- JPMorgan sees a 25bp Fed cut in September as the most likely outcome, not 50bps.
- Recession risk sits at 33–40%, with tariffs and policy shifts adding pressure.
- Markets could see a flatter USD curve and stronger dollar if easing stays shallow.
JPMorgan strategist Fabio Bassi says traders hoping for a big surprise from the Federal Reserve this month shouldn’t hold their breath. In his latest note, Bassi laid out why Jerome Powell’s dovish Jackson Hole comments point to a small trim—just a quarter-point cut—rather than the bigger 50bp slash some investors were betting on.
Why Only 25bps, Not 50bps?
According to Bassi, the latest soft payroll numbers make it almost impossible for the Fed to stay on hold, but inflation is still running hotter than policymakers would like. That’s why he sees 25bps as the “insurance cut,” meant to calm nerves without signaling panic. “The bar for a 50bp cut remains high,” he stressed.

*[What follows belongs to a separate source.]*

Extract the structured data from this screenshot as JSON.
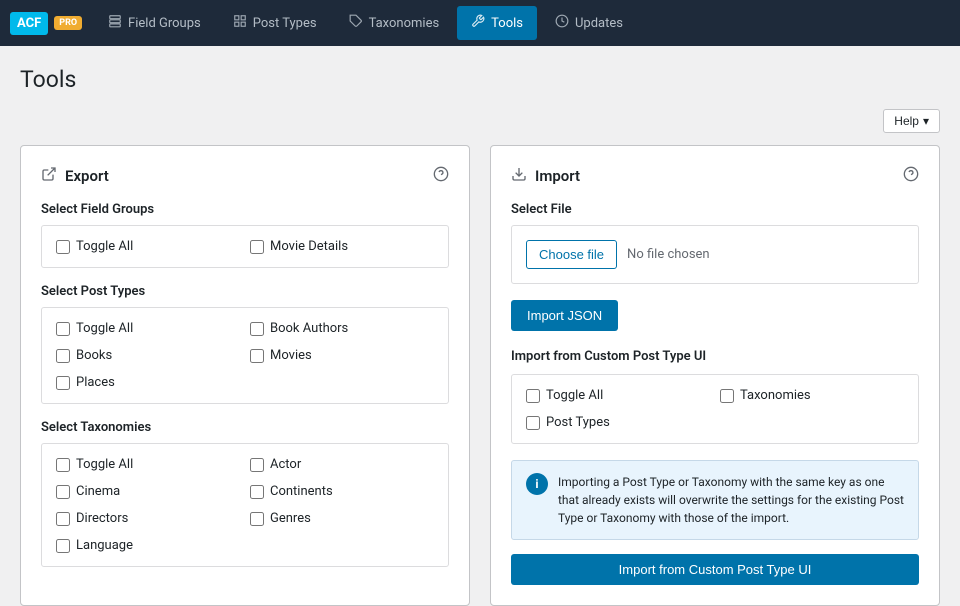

Recession Risks Still in Play
The strategist flagged that JPMorgan’s near-term model puts U.S. recession odds at roughly one-third, a bit lower than their top-down 40% estimate that also factors in Trump-era tariffs and shifting immigration policies. In other words, risks are still very real—but not yet at a level that demands an aggressive Fed response.
Politics, Pressure, and Market Reactions
Bassi also addressed growing chatter about Fed independence after Governor Lisa Cook’s dismissal. He noted this looks more like “political pressure for lower rates” rather than a structural change in how the Fed operates. For now, markets seem relaxed about it, pricing in a modest easing path tied more to growth concerns than politics.
If economic weakness turns out to be temporary, Bassi expects a repricing of expectations: a flatter USD curve, some pullback in risk assets, and a stronger dollar in the short run. In plain English—don’t expect fireworks, but be ready for choppy moves if the Fed sticks with its cautious game plan.